Arrests were made on Tuesday for at least 12 people. Although finding out who carried out the killings is still unclear, Al Jazeera reported that Malian government officials pointed the finger at MNLA, a Tuareg separatist movement that is in nominal control of much of the north of Mali. Northern Mali, since 2003, has also acted as a rear base for al-Qaeda’s North African branch, which has used the country’s vast deserts north of Kidal to train fighters, amass arms and prepare for war. They have also funded their operations by kidnapping Westerners, especially French nationals. Not only that, according to global intelligence unit Stratfor, Al-Qaeda in the Islamic Maghreb has carried out at least 18 successful kidnappings of foreigners in the past decade, netting at least $89 million in ransom payments.

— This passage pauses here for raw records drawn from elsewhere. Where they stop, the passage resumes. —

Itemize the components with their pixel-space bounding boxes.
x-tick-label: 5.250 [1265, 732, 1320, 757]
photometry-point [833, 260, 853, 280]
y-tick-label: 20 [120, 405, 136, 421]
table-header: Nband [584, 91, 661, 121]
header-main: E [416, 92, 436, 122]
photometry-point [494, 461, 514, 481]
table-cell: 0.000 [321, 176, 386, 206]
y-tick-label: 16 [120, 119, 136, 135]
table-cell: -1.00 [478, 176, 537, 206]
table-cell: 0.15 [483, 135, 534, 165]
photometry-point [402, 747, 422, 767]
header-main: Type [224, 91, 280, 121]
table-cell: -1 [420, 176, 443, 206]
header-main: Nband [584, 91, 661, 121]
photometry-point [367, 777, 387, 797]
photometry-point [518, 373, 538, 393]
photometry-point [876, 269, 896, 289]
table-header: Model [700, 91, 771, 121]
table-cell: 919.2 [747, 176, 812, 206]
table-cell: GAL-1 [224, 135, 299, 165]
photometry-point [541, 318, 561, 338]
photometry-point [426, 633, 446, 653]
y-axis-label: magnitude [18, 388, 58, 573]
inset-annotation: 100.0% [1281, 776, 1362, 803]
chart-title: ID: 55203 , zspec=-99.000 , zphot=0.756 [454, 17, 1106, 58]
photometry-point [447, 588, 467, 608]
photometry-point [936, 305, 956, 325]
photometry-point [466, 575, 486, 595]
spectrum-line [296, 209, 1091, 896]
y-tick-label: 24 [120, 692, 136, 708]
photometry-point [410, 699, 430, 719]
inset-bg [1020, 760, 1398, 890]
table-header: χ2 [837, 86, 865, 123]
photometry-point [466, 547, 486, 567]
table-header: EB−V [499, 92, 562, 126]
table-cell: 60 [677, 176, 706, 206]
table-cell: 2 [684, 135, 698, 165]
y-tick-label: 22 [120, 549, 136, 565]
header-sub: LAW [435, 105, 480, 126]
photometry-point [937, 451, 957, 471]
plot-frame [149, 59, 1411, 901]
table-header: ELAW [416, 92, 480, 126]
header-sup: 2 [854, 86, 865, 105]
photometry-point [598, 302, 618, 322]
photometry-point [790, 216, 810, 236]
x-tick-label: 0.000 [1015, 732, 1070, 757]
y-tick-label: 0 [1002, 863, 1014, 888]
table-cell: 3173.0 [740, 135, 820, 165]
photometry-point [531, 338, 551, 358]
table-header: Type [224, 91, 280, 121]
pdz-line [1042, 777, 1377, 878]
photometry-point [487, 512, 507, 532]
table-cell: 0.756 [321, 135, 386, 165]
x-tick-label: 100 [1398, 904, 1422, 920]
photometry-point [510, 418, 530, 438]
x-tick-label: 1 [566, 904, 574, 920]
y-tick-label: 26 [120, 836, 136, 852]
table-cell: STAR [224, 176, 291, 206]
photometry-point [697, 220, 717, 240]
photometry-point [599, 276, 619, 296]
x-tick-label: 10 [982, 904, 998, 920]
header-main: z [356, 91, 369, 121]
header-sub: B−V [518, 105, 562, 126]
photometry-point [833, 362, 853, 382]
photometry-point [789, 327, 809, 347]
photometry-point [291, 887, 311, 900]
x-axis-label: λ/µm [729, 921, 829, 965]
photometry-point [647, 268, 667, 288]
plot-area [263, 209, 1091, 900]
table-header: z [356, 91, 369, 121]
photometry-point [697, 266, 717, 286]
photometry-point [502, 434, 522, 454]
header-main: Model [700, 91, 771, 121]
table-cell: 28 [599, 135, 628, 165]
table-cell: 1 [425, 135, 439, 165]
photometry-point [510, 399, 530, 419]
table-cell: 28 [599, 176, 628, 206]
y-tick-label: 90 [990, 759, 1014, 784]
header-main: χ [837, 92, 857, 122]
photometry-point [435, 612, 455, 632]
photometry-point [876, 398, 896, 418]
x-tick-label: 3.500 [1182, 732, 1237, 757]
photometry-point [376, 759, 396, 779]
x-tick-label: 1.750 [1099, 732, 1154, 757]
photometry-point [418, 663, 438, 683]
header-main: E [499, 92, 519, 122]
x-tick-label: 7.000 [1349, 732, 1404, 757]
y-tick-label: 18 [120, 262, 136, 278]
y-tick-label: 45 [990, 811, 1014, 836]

This reflects a worrisome trend on how rebel groups are fighting in Mali. By using violence, kidnapping and killings to gain attention, the extent of their actions becomes a gamble in the security of not only their country but anyone in this area, citizens and foreigners alike. In a recent article by The Christian Science Monitor it stated that, “Criminal groups and jihadis operating in the Sahel (including northern Mali) have grown fat from the ransoms paid for the release of European kidnap victims. Hence the kidnapping of the two French journalists fits a pattern.” Many nations including the U.S. and Britain have policy and practices in place such as never paying the ransom that makes their citizens “less attractive to kidnappers.”

Nonetheless, the lure of using kidnapping as a segway into negotiations is a disturbing reality. Not only does there need to be global support, but also regional help in coming together to help neighboring states. More action and awareness on this nation is needed to find a lasting solution to Mali’s turbulent state. 

This post reflects the author’s personal opinions, not the opinions of Arizona Model United Nations.